For João Paulo da Silva, Regional President for EMEA and APAC at Coupa Software, and Geoff Kelly, SVP of Growth Marketing, that shift is already reshaping what CFOs expect from their teams and their technology.

From guardians to catalysts

“The CFO of today must be much more curious,” da Silva told The CFO.

“Not just a safeguard, but a catalyst. They already control all of the company’s information.
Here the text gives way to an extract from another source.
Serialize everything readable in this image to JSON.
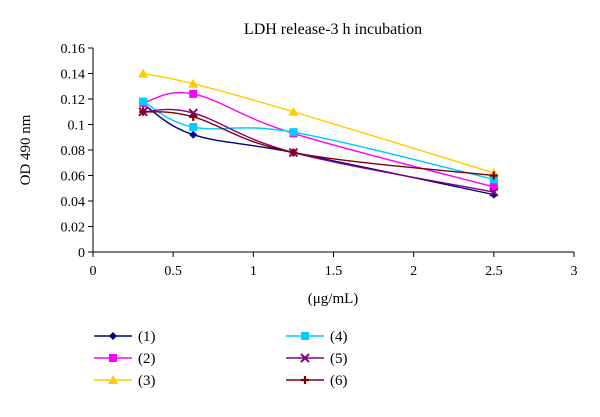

The differentiator is how they orchestrate it to drive growth and manage risk.”

He pointed to scenarios where finance can decisively shape direction: entering new markets, evaluating acquisitions, or steering investments toward competitive advantage.

“It’s not only about saving costs,” da Silva said. “It’s about using information to outperform rivals.”
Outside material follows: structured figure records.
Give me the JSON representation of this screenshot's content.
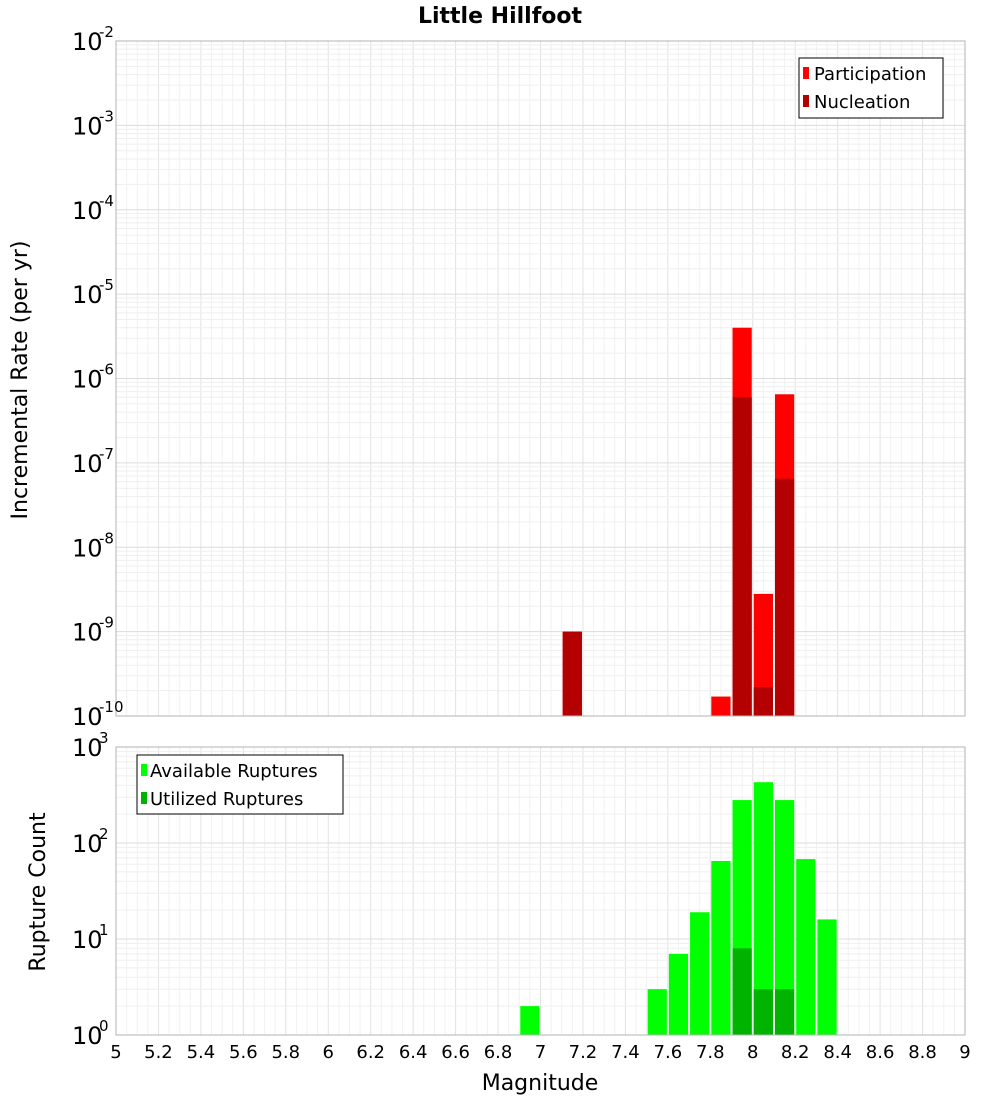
{
  "chart_data": [
    {
      "type": "bar",
      "title": "Little Hillfoot",
      "xlabel": "",
      "ylabel": "Incremental Rate (per yr)",
      "yscale": "log",
      "xlim": [
        5,
        9
      ],
      "ylim_exp": [
        -10,
        -2
      ],
      "legend_position": "top-right",
      "bin_width": 0.1,
      "series": [
        {
          "name": "Participation",
          "color": "#ff0000",
          "points": [
            {
              "x": 7.15,
              "y": 1e-09
            },
            {
              "x": 7.85,
              "y": 1.7e-10
            },
            {
              "x": 7.95,
              "y": 4e-06
            },
            {
              "x": 8.05,
              "y": 2.8e-09
            },
            {
              "x": 8.15,
              "y": 6.5e-07
            }
          ]
        },
        {
          "name": "Nucleation",
          "color": "#b30000",
          "points": [
            {
              "x": 7.15,
              "y": 1e-09
            },
            {
              "x": 7.95,
              "y": 6e-07
            },
            {
              "x": 8.05,
              "y": 2.2e-10
            },
            {
              "x": 8.15,
              "y": 6.5e-08
            }
          ]
        }
      ]
    },
    {
      "type": "bar",
      "title": "",
      "xlabel": "Magnitude",
      "ylabel": "Rupture Count",
      "yscale": "log",
      "xlim": [
        5,
        9
      ],
      "ylim_exp": [
        0,
        3
      ],
      "legend_position": "top-left",
      "bin_width": 0.1,
      "series": [
        {
          "name": "Available Ruptures",
          "color": "#00ff00",
          "points": [
            {
              "x": 6.95,
              "y": 2
            },
            {
              "x": 7.15,
              "y": 1
            },
            {
              "x": 7.25,
              "y": 1
            },
            {
              "x": 7.35,
              "y": 1
            },
            {
              "x": 7.55,
              "y": 3
            },
            {
              "x": 7.65,
              "y": 7
            },
            {
              "x": 7.75,
              "y": 19
            },
            {
              "x": 7.85,
              "y": 65
            },
            {
              "x": 7.95,
              "y": 280
            },
            {
              "x": 8.05,
              "y": 430
            },
            {
              "x": 8.15,
              "y": 280
            },
            {
              "x": 8.25,
              "y": 68
            },
            {
              "x": 8.35,
              "y": 16
            },
            {
              "x": 8.45,
              "y": 1
            }
          ]
        },
        {
          "name": "Utilized Ruptures",
          "color": "#00b300",
          "points": [
            {
              "x": 7.15,
              "y": 1
            },
            {
              "x": 7.85,
              "y": 1
            },
            {
              "x": 7.95,
              "y": 8
            },
            {
              "x": 8.05,
              "y": 3
            },
            {
              "x": 8.15,
              "y": 3
            }
          ]
        }
      ]
    }
  ],
  "xticks": [
    "5",
    "5.2",
    "5.4",
    "5.6",
    "5.8",
    "6",
    "6.2",
    "6.4",
    "6.6",
    "6.8",
    "7",
    "7.2",
    "7.4",
    "7.6",
    "7.8",
    "8",
    "8.2",
    "8.4",
    "8.6",
    "8.8",
    "9"
  ]
}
Talent and technology in tandem

For da Silva, talent is the decisive factor. “I’m very people-driven. People are always the key,” he said. “Technology should not replace people, but augment them.”

He cited Barclays as an example: staff once tied up in routine procurement were redeployed into negotiating early payments, a move enabled by Coupa’s digital tools and one that turned cost-saving into revenue generation.

Kelly added that the barrier is often access to usable data. “Forty-six percent of CFOs say they don’t have the data they need to make decisions,” he said.

“And with AI, the output is only as strong as the foundation. Coupa’s advantage is scale – $8 trillion in anonymized spend data, 10 million buyers and suppliers. That enables benchmarking and trusted recommendations.”

Spend management as strategy

Coupa’s platform spans the entire procurement lifecycle, from category strategy to supplier onboarding, payment, and risk management.

For da Silva, this breadth means CFOs can elevate procurement into a driver of strategy.

“You can define whether a category is about cost, sustainability, or resilience. You can optimize your supply chain, assess tariff impacts, and benchmark against the best in class. The system then triggers recommendations, helping CFOs and procurement teams manage by exception,” he explained.

The risks of ignoring this are clear. He pointed to industries like pharma, where the failure of a single high-risk supplier could derail millions in R&D.

“Technology gives CFOs visibility to prevent those risks from becoming existential,” he said.

Lessons from Suez

In a recent project with Suez, Coupa’s tools helped streamline operations, digitize procurement, and accelerate decision-making.

“They reduced costs and risk across their operations, but more importantly, they gained speed,” da Silva said.

“That acceleration of execution is often the biggest value.”

Preparing for the future-ready CFO

Looking ahead, da Silva urged CFOs to focus on three priorities: real-time intelligence, scenario simulation, and sharper questioning.

“It’s like driving in London,” he said. “You may know where you’re going, but without Google Maps, you’ll hit obstacles. Intelligence is the map. But you also need to ask the right questions. AI is powerful, but if you don’t challenge it, you risk amplifying mistakes.”

He also pointed to the expanding CFO remit. ESG, once championed across the C-suite, now sits firmly under finance.

“As areas mature, they move under the CFO because finance guarantees compliance and continuity. But the challenge now is not only to safeguard, it’s to steer transformation and rebundle business models in ways that create advantage.”

Kelly agreed, noting the criticality of the CFO–CIO partnership. “That relationship is now hand in glove,” he said.

“The CFO cannot shape transformation without technology, and the CIO cannot deliver value without alignment to financial outcomes.”

Closing reflections

For both executives, the biggest lesson from the conference was a reaffirmation of identity.

“The idea of being a catalyst applies to every function, not just finance,” da Silva said.

“It’s about combining the right talent with the right technology, listening closely to the market, and anticipating change. That’s what will define the future CFO.”